Enhanced binding and inertness to dehalogenation of alpha-melanotropic peptides labeled using N-succinimidyl 3-iodobenzoate.

Two peptides of potential utility for targeting melanoma cells, alpha-melanocyte-stimulating hormone (alpha-MSH) and its more potent analogue [Nle4,D-Phe7]-alpha-MSH, were radioiodinated in 45-65% yield using N-succinimidyl 3-[125I]iodobenzoate (SIB). To determine whether this labeling method resulted in improved in vitro and in vivo characteristics, these peptides also were labeled with 131I by direct iodination with the iodogen method. For alpha-MSH, the rapid tissue clearance of both radionuclides in mice was consistent with rapid degradation of the peptide; however, significantly lower levels of 125I were observed in thyroid and stomach, reflecting a greater inertness to deiodination. More extensive comparisons were performed with [Nle4,D-Phe7]-alpha-MSH. The in vitro binding of [Nle4,D-Phe7,Lys11-(125I)IBA]-alpha-MSH (prepared using SIB) to the murine B-16 melanoma cell line, 34.1 +/- 4.7%, was more than twice as high as that for [Tyr2(131I),Nle4,D-Phe7]-alpha-MSH (15.0 +/- 0.1%), and its KD was more than 10-fold lower than that for conventionally labeled peptide (10 +/- 5 versus 140 +/- 14 pM). The normal tissue clearance of [Nle4,D-Phe7,Lys11-(125I)IBA]-alpha-MSH in mice was faster than that of [Tyr2(131I),-Nle4,D-Phe7]-alpha-MSH. The 19-40-fold lower activity concentrations of [Nle4,D-Phe7,Lys11-(125I)IBA]-alpha-MSH in tissues accumulating free iodide (thyroid and stomach) suggest a greater inertness of this peptide to deiodination. The primary urinary catabolite of [Nle4,D-Phe7, Lys11-(125I)IBA]-alpha-MSH was the lysine conjugate of iodobenzoic acid, whereas radioiodide was the chief catabolite generated from [Tyr2(131I),Nle4,D-Phe7]-alpha-MSH. We conclude that further evaluation of [Nle4,D-Phe7,Lys11-(125I)IBA]-alpha-MSH for targeting alpha-MSH receptors is warranted and that SIB may be a useful method for the radioiodination of peptides.

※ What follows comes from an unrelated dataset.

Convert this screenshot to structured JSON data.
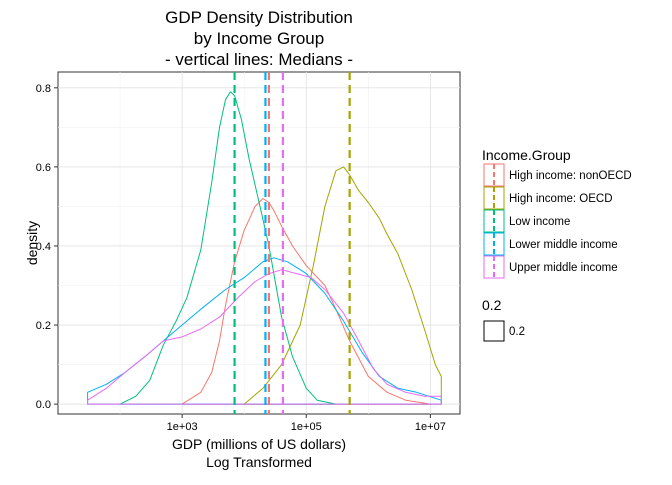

Catabolism of radioiodinated murine monoclonal antibody F(ab')2 fragment labeled using N-succinimidyl 3-iodobenzoate and Iodogen methods.

The F(ab')2 fragment of monoclonal antibody (MAb) Me1-14 was labeled with 125I using the Iodogen method and by reaction with N-succinimidyl 3-[125I]iodobenzoate (SIB). The labeled catabolites generated after exposure to tissue homogenates in vitro and following administration of labeled F(ab')2 into normal mice were investigated by size-exclusion HPLC, gel electrophoresis, and reverse-phase HPLC. Rapid conversion of F(ab')2 to Fab was observed with both labeling methods. With F(ab')2 labeled using the Iodogen method, the primary low molecular weight catabolites appeared to be [125I]iodide and, to a lesser extent, mono[125I]iodotyrosine. With SIB, [125I]iodide and [125I]iodobenzoic acid (IBA) as well as the glycine and lysine conjugates of IBA were all observed. Differences in low molecular weight catabolic products could explain the more rapid normal tissue clearance with MAbs and MAb fragments labeled with SIB compared with those labeled using iodogen.